The routes available from Ore Railway Station include: Ashford Intl - Eastbourne, Ore - London Victoria, Ore - Brighton

==Religious institutions==
Ore is divided into two ecclesiastical parishes, and so has two Anglican Parish Churches; these are Christ Church, Ore, and St Helen's, Ore. The latter gives its name (St Helens) to a distinct district of the Ore community. The church was built in 1868, to replace an ancient church dating from the reign of Edward III, which now stands in ruins nearby.

Other religious buildings in Ore include a Seventh-day Adventist Church, Clifton Road Methodist church, and a Salvation Army unit.
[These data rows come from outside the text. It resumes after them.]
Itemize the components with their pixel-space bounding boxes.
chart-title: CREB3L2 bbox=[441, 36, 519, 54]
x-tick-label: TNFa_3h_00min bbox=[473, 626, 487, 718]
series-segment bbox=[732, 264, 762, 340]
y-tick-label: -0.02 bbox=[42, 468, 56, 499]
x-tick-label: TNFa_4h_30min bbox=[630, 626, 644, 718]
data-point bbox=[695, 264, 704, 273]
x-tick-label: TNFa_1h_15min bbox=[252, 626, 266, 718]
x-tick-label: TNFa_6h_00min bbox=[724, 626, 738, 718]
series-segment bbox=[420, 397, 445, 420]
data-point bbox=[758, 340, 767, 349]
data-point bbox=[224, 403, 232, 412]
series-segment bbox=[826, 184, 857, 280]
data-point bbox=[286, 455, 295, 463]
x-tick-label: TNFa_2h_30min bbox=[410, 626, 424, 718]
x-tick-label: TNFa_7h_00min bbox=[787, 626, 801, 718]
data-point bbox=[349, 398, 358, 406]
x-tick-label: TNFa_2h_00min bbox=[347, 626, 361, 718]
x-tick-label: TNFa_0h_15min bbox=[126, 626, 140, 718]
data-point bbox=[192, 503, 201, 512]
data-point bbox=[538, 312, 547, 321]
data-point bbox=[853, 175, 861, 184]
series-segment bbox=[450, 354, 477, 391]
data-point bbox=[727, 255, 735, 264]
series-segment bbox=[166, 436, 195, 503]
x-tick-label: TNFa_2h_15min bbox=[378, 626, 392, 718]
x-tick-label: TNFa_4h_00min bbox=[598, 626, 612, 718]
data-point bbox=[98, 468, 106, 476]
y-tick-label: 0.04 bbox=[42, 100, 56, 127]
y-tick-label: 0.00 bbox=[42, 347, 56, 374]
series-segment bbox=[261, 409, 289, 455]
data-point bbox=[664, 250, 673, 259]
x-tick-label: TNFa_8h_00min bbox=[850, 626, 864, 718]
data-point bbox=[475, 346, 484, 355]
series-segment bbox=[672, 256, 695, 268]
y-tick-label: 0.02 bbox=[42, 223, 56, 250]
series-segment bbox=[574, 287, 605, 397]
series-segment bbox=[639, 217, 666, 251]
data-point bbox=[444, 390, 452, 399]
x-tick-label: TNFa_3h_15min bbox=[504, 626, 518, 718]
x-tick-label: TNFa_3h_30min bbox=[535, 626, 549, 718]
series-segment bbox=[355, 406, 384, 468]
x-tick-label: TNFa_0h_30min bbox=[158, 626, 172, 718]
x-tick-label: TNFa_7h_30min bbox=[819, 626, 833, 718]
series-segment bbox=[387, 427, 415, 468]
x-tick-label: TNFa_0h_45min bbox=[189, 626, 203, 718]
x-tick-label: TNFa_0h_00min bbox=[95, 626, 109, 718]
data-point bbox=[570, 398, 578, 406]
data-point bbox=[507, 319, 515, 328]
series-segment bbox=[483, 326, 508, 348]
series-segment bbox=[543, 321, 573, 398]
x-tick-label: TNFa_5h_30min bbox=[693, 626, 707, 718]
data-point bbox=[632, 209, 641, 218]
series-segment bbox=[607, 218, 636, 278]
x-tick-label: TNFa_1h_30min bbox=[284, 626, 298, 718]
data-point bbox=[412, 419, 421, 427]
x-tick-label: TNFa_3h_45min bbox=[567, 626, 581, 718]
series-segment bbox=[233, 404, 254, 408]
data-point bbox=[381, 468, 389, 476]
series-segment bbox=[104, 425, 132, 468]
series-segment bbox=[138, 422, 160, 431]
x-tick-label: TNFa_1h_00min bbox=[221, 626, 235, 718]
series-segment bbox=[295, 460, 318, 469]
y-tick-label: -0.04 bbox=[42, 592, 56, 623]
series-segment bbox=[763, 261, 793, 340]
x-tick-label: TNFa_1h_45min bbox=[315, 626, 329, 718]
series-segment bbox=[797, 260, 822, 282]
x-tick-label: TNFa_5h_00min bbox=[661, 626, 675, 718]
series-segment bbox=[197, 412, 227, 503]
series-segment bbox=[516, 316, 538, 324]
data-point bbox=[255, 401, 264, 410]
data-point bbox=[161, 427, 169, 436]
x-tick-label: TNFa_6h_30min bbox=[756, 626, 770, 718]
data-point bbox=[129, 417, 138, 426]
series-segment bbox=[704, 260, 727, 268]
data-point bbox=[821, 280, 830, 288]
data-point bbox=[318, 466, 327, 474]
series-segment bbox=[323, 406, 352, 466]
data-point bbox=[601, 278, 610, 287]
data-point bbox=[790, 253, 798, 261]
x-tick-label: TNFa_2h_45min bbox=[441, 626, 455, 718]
Hastings cemetery and crematorium, with its own chapel, is situated in the St Helens area of Ore.

==Education==
Ore Valley has the Ore Valley Campus of Sussex Coast College Hastings on Parker Road.
Hastings Academy is in the nearby Red Lake district of Ore.

Primary schools:
- All Saints CE Junior
- Blacklands CP
- The Baird Primary Academy (formerly known as Elphinstone Junior school)
- Ore Village Primary Academy (formerly known as Red Lake Community Primary School)
- Sacred Heart RC
- Sandown CP

Secondary schools:
- Ark Alexandra Academy
- Hastings Academy

== Civil parish ==
In 1951 the parish had a population of 355. On 1 April 1958 the parish was abolished and merged with Guestling and Westfield.